I am worried about the level of cultural-political-institutional-strategic entanglement we have with the United States and the extent to which it compromises our capacity to act or even think clearly and independently about our interests and where those diverge from those of the United States. I am worried about the racial-cultural attitudes that underpin much of our anxiety about China: our combination of arrogance and anxiety that comes from our history as an Anglo outpost in Asia, established atop the wreckage the indigenous cultures we encountered. I am worried about our political system and media environment and how elements within those structures thrive off conflict and short-term domestic political gains at the expense of intelligent and sober husbandry of a critically important relationship that must endure indefinitely in the future.

So I am critical of many aspects of how we have handled our relationship with China. But I do want to outline one perspective that I believe carries weight within the Australian decision-making apparatus. That perspective explicitly views the Australia-China relationship as a long-term project, and believes that it best serves Australia to make a robust defence of its interests, and to weather the resulting diplomatic storm, now rather than later. The idea is that we can communicate to Beijing what our interests are, what we will and won't stand for, and the pressures that we will or won't accede to. In the short-term this is expected to result in choppy diplomatic waters as China tests our resolve, but it is hoped that this will be offset by a longer-term benefit of "setting the bounds" for the Australia-China relationship going forward into the future. Essentially, the idea is that it is better for Australia to weather China's displeasure now, while China's power is still relatively limited and the US still remains an effective guarantor of the prevailing international order, than to do so at some unspecified point in the future when the relevant power dynamics are decidedly less favourable for Australia. That's not to suggest that this is a sensible plan, or that it has been well carried out, but there is at least a rationale for why Australian decision-makers, conscious of the hostility they are provoking from China, are continuing to act as they do.

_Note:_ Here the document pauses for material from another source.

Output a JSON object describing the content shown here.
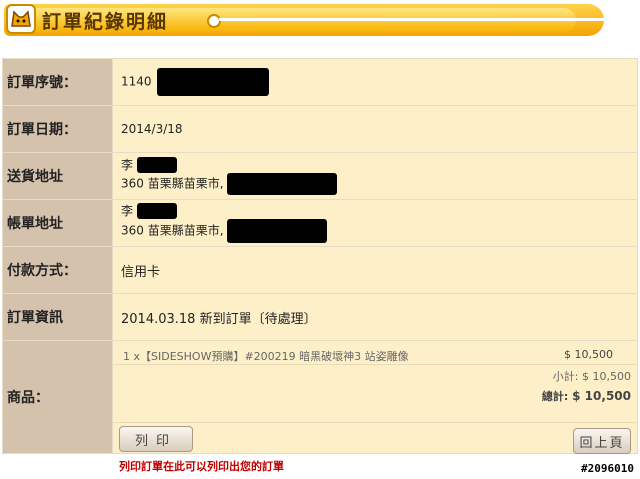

Unfortunately your post did not directly address my question, which was if and why Australia is actually seen as a noteworthy subject for discussion within China and in Chinese-language media. It is entirely to be expected that the relationship gets a lot of coverage in Australia, but from China's perspective I would've thought Australia would be well down the list of countries and relationships worthy of attention, irrespective of how well or poorly the relationship was going. Reading between the lines, you've suggested that Australia has "taken the lead" in the "western crusade" against China, functioning as Washington's "attack dog". If that perspective on Australia is indeed widely held within China then that is very regrettable and something that, I believe, we should seek to change. For as you say, there is no fundamental reason born of history or geography why Australia and China should not be able to enjoy a reasonably harmonious relationship that benefits both nations.